The band was on the road for over a year, opening for Green Day, Foo Fighters, The Tea Party, Alice Cooper, and KISS on their reunion tour. While opening for them in Edmonton in ’97, Econoline was crushed, leaving the Northlands Coliseum stage after only a few songs because of 18,000 people screaming “We want KISS!” Still, the record was eventually certified platinum with three singles gold or better, and the accompanying videos getting decent rotation in Canada and the US. Their songs also made their way onto the TV shows “Melrose Place” and “Psi Factor,” and on ESPN, and received their second Juno nomination, for Best Rock Album of the Year, and performed at the ceremonies.
They began work on their next project in Los Angeles in 2000 with producer Bob Rock (Payolas, Metallica, Aerosmith, Motley Crue). After a few months in the studio, producers John Travis and DJ Swamp (Beck) had also lent a hand. BRAND NEW HISTORY was on the shelves in the spring of ’01 to mixed reviews. Not sure if they liked the attempt to go for a more accessible blend of their trademark industrial rock.
Although “Surefire” made no dent whatsoever in the US and fared only slightly better at home, “You Don’t Know What It’s Like” peaked in the top 20 on both sides of the border, thanks in part to its previous release on a MuchMusic compilation album, as well as a clip featured in the UPN sci-fi hit, “Roswell.” By the time the ballad “Make It Right” eased its way into the #3 in Canada, the album was their third to achieve at least gold. Still, it didn’t live up to the band’s, or the label’s expectations.
They all politely and quietly took some time off to do other projects, or concentrate on a home life. Hurst formed a sideline group named after himself, but nothing became of it so upon urging from management and the label, Econoline Crush was back on the bills in 2007. Surrounding Hurst was an all-new ensemble – guitarist Kai Markus, Scott Whalen on bass, and Brent Fitz on drums. They hit the road across Canada with Hinder while writing material for the next project, and snuck into some California studios off and on over the next few months.

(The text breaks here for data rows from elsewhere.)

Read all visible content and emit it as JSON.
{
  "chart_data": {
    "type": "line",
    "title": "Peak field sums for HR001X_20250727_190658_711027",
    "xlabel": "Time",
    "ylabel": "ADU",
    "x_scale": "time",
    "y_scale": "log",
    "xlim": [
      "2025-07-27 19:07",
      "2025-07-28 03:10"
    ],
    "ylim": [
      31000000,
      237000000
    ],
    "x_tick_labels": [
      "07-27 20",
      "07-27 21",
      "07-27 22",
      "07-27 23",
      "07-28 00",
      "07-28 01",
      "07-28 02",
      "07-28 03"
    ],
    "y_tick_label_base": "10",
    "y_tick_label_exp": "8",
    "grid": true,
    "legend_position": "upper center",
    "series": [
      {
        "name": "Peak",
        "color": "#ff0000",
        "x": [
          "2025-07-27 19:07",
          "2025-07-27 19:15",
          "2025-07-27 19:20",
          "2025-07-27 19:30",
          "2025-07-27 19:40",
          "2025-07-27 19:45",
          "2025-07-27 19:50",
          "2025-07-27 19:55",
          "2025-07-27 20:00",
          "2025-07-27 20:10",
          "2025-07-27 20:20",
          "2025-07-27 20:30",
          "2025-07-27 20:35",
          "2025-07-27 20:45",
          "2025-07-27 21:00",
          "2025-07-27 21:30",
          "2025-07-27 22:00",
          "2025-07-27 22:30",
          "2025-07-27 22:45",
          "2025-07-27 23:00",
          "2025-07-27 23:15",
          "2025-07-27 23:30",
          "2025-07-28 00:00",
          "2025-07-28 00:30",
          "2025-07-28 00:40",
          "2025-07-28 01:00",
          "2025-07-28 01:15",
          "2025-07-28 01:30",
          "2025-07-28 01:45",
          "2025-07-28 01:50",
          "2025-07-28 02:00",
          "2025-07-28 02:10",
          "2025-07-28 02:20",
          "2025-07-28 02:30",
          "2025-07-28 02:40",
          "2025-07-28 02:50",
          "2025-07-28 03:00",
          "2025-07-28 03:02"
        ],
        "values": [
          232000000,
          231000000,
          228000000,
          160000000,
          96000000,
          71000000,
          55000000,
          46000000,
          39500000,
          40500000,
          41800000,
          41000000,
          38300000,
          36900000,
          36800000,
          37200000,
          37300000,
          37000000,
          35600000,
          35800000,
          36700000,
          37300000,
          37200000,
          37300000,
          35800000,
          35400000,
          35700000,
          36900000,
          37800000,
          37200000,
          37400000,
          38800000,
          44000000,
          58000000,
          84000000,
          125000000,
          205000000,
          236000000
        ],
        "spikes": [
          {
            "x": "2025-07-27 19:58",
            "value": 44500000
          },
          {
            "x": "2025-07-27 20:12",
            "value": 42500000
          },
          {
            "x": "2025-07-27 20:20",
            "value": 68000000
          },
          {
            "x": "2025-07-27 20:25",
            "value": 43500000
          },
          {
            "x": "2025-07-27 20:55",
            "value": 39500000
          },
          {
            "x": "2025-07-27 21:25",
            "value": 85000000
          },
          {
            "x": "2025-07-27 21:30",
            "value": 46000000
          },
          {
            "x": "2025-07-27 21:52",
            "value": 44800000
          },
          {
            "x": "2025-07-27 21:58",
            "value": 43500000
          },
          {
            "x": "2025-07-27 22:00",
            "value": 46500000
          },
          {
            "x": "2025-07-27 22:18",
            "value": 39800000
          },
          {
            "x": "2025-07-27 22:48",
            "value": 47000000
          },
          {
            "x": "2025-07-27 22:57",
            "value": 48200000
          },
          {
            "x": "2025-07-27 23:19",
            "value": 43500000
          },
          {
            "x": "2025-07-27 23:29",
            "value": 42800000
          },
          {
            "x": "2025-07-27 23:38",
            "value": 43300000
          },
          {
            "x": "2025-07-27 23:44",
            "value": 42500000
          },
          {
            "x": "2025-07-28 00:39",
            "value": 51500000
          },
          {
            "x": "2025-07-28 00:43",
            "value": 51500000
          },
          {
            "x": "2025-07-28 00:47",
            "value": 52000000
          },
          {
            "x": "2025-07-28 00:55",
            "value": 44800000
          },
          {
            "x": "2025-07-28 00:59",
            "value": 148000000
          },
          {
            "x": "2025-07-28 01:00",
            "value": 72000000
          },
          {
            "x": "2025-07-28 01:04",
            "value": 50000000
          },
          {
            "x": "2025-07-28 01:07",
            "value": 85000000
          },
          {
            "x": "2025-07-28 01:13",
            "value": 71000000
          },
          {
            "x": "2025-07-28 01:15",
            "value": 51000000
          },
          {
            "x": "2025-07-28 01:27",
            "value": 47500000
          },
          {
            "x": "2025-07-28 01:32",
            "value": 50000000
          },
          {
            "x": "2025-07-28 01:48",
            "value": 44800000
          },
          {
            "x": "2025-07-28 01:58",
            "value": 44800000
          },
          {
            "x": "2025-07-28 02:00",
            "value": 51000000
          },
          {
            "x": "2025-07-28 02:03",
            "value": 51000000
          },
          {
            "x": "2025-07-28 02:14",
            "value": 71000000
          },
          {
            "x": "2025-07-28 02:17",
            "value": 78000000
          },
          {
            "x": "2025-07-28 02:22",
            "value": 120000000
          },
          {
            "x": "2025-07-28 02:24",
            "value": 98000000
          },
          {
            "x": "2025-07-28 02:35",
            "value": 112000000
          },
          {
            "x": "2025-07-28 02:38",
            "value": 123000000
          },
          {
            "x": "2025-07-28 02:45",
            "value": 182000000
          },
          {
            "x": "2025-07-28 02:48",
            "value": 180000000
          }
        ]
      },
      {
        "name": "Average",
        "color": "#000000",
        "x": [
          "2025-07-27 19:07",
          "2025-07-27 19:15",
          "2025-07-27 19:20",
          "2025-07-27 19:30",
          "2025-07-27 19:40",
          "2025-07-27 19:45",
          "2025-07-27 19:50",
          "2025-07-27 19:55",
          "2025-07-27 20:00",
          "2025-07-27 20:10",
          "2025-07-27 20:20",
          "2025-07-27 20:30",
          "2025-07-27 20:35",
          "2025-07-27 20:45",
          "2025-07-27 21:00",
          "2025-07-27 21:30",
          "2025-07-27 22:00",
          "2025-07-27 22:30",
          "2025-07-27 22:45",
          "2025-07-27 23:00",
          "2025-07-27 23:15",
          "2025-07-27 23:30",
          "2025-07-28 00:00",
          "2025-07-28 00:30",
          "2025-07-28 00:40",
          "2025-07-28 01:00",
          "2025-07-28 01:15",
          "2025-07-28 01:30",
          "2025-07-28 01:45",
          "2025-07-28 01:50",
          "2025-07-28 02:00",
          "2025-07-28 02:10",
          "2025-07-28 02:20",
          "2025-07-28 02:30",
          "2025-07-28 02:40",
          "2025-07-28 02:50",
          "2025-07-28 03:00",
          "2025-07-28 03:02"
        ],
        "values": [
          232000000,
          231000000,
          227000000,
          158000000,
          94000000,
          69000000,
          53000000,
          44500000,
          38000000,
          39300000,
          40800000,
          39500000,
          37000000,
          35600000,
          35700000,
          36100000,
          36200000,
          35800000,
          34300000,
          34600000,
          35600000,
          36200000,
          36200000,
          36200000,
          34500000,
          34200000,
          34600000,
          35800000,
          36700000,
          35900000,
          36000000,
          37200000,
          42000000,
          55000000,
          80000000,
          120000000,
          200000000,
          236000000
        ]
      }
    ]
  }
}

The result in January ’08 was IGNITE. Written predominantly by Hurst and Markus, critics generally thought the record was ok, but surmised the band’s layoff would hurt them, and were right. They went back to enlisting Sylvia Massy Shivy as producer, and although they immediately got back on the road, with the likes of Hinder, 3 Doors Down, Staind, and Alice Cooper. “???” and “???” didn’t set the world on fire when they were released as singles, and for awhile “Get Out Of The Way” was used as the Edmonton Oilers’ ‘goal song.’ But the generally good live reviews weren’t translating into dreams come true. By late 2009, Hurst again disbanded the group and dropped out of sight.
Rumblings of Hurst coming back with another variation of the band were met mostly with indifference by critics and fans alike, but by the summer of 2010 Morfitt came back on the scene. Bassist Steve Vincent and drummer Greg Williamson were borrowed from Tupelo Honey, tho they were still active, and selected tour dates were underway the same time SUREFIRE – BEST OF ECONOLINE CRUSH was released. Although Hurst and company have laid low since then, a new album is said to be in the works, tentatively called THE PEOPLE HAVE SPOKEN, with a few raw teaser tracks popping up online now and again.